At 99 years old, Ed Steele is the oldest surviving Connecticut state trooper, and is believed to be the oldest surviving state trooper in the country. He sat down with Patch at the brand new Connecticut State Police Museum in Meriden to share some of the changes he has seen in the police force over the years. (By the way, he drove himself to the interview.)
By his own admission, Ed Steele was not the typical little boy who wanted to be a policeman when he grew up. He got into police work for more practical reasons: job security.
Steele graduated from high school in 1932 during the Great Depression. “You couldn’t buy a job then,” he recounts.
After getting laid off twice from a factory called New Departure—the second time after only eight days back on the job—he decided he needed something more permanent. He underwent a three- or four-month training program to become a state police officer.
Looking back on his training days, Steele recalls that his class was the first to train in uniform. They wore pith helmets and trained on motorcycles, though they rarely rode them after training, he says.
His class was also the first to be trained on the police radio. At that time there were only two radio outlets in the state, according to Steele.
In 1940, Steele joined the force, becoming part of another first—the introduction of the iconic felt Stetson hat to the state police uniform.
Steele spent 21 years as a Connecticut state trooper, serving in Bethany, Groton and Hartford. He remembers working 60 hours a week with no overtime pay. “More than once I worked around the clock,” he shares.
At that time, each police barracks had a kitchen and a chef, but not anymore. “Now everybody eats on the road,” he says.
Steele didn’t marry until after he retired from the force in 1961. “It’s tough on the women,” he says of the state trooper’s lifestyle.
Besides the long hours, Steele remembers wearing heavy britches that were very hot in the summer. After riding around all day in a police car with no air conditioning, it was hard to get them off, he jokes.
Steele grew somber as he recalled some of the tougher aspects of the job: gruesome crime scenes, fatal accidents and pulling bodies out of rivers. But he also shared some of the more rewarding moments, like the time he stopped a drunk driver, preventing him from killing himself—or someone else.
The man was driving the wrong way on the Berlin Turnpike, heading south on the northbound side. The only way Steele could stop the vehicle was to get in front of it and let it hit him a few times until it stopped.
“His wife came to court and thanked me for arresting him,” Steele laughs.
After retiring from the police force, Steele worked as a safety supervisor for a large trucking company and as assistant to the security director at Yale University. When his boss left Yale to form his own campus security consulting business, he took Steele along as his chief consultant. There, Steele spent more than a decade advising colleges and universities all over the East Coast on security issues.
These days, Steele’s main interest is genealogy. He has spent a lot of time investigating his family tree, which includes ancestor John Steele, the first family member to come to this area. John Steele landed in Boston in 1635 and migrated to Connecticut, where he became active in governing circles, Steele notes.

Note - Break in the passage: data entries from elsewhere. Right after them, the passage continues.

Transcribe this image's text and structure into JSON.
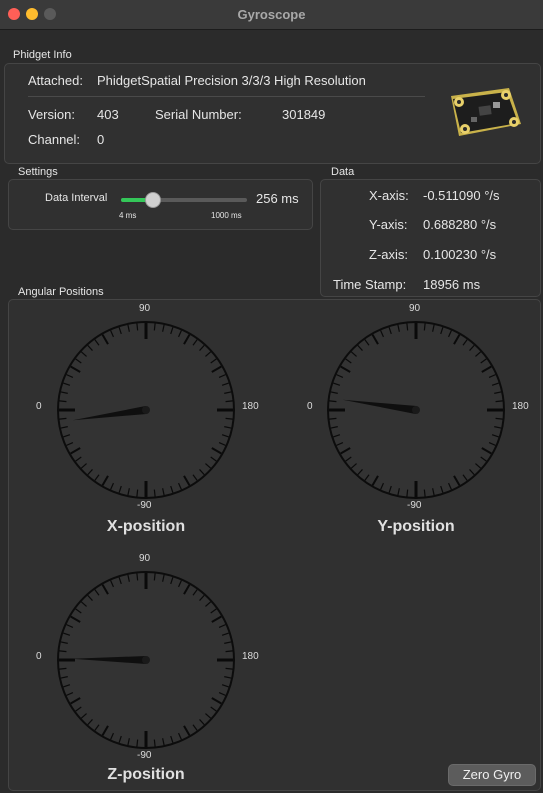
{
  "window": {
    "title": "Gyroscope"
  },
  "phidget_info": {
    "label": "Phidget Info",
    "attached_label": "Attached:",
    "attached_value": "PhidgetSpatial Precision 3/3/3 High Resolution",
    "version_label": "Version:",
    "version_value": "403",
    "serial_label": "Serial Number:",
    "serial_value": "301849",
    "channel_label": "Channel:",
    "channel_value": "0"
  },
  "settings": {
    "label": "Settings",
    "interval_label": "Data Interval",
    "interval_value": "256 ms",
    "min_label": "4 ms",
    "max_label": "1000 ms",
    "slider_fraction": 0.255
  },
  "data": {
    "label": "Data",
    "x_label": "X-axis:",
    "x_value": "-0.511090 °/s",
    "y_label": "Y-axis:",
    "y_value": "0.688280 °/s",
    "z_label": "Z-axis:",
    "z_value": "0.100230 °/s",
    "ts_label": "Time Stamp:",
    "ts_value": "18956 ms"
  },
  "angular": {
    "label": "Angular Positions",
    "scale": {
      "top": "90",
      "left": "0",
      "right": "180",
      "bottom": "-90"
    },
    "gauges": [
      {
        "name": "X-position",
        "needle_deg": 8
      },
      {
        "name": "Y-position",
        "needle_deg": -8
      },
      {
        "name": "Z-position",
        "needle_deg": -1
      }
    ]
  },
  "buttons": {
    "zero_gyro": "Zero Gyro"
  },
  "colors": {
    "accent": "#34c759",
    "close": "#ff5f57",
    "minimize": "#febc2e"
  }
}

As a result of his research, Ed Steele became a member of the Sons of the American Revolution and the Descendants of the Founders of Hartford. He bought a computer to help with his genealogy explorations. He uses it for research and email. His son is trying to get him to join Facebook. “I don’t want to have any part of it,” he insists.
Steele also helps out at the new Connecticut State Police Museum at 294 Colony St. in Meriden. According to Jerry Longo, Director of the Museum, Steele’s memory comes in handy. He helps identify people in historic photographs and can explain the use of some of the donated artifacts.
How long have you lived in Meriden? I’ve lived my whole life in Meriden. I’ve lived on Dexter Avenue since 1950. I built the house and never moved out.
How has Meriden changed over the years? Meriden is nothing like it was when I was growing up. There were a lot of big factories back then: International Silver, New Departure, Bradley and Hubbard. Meriden went through a depression, particularly when International Silver closed down.
What is the most memorable case you ever worked on? The Woodbury Bank robbery. A movie company had staged a bank robbery there not long before the actual robbery. I started my desk shift in Bethany at 8 a.m. that day. So many officers were out looking for the robbers that I was still there well after midnight. No one was available to relieve me. We caught them—two brothers. We sewed them up into a small area so they couldn’t escape. It took about a week.
Do you have any children or grandchildren? I had two sons. One died very young. The other one does real estate appraisal in New Hampshire. I just had my first great-grandchild—a little girl. Her name is Iris.
What advice would you give to young people interested in a career in law enforcement? The most important thing today is to get some college training. It’s becoming increasingly important, especially if you want to rise in the ranks.
What is the secret to your longevity? My genes.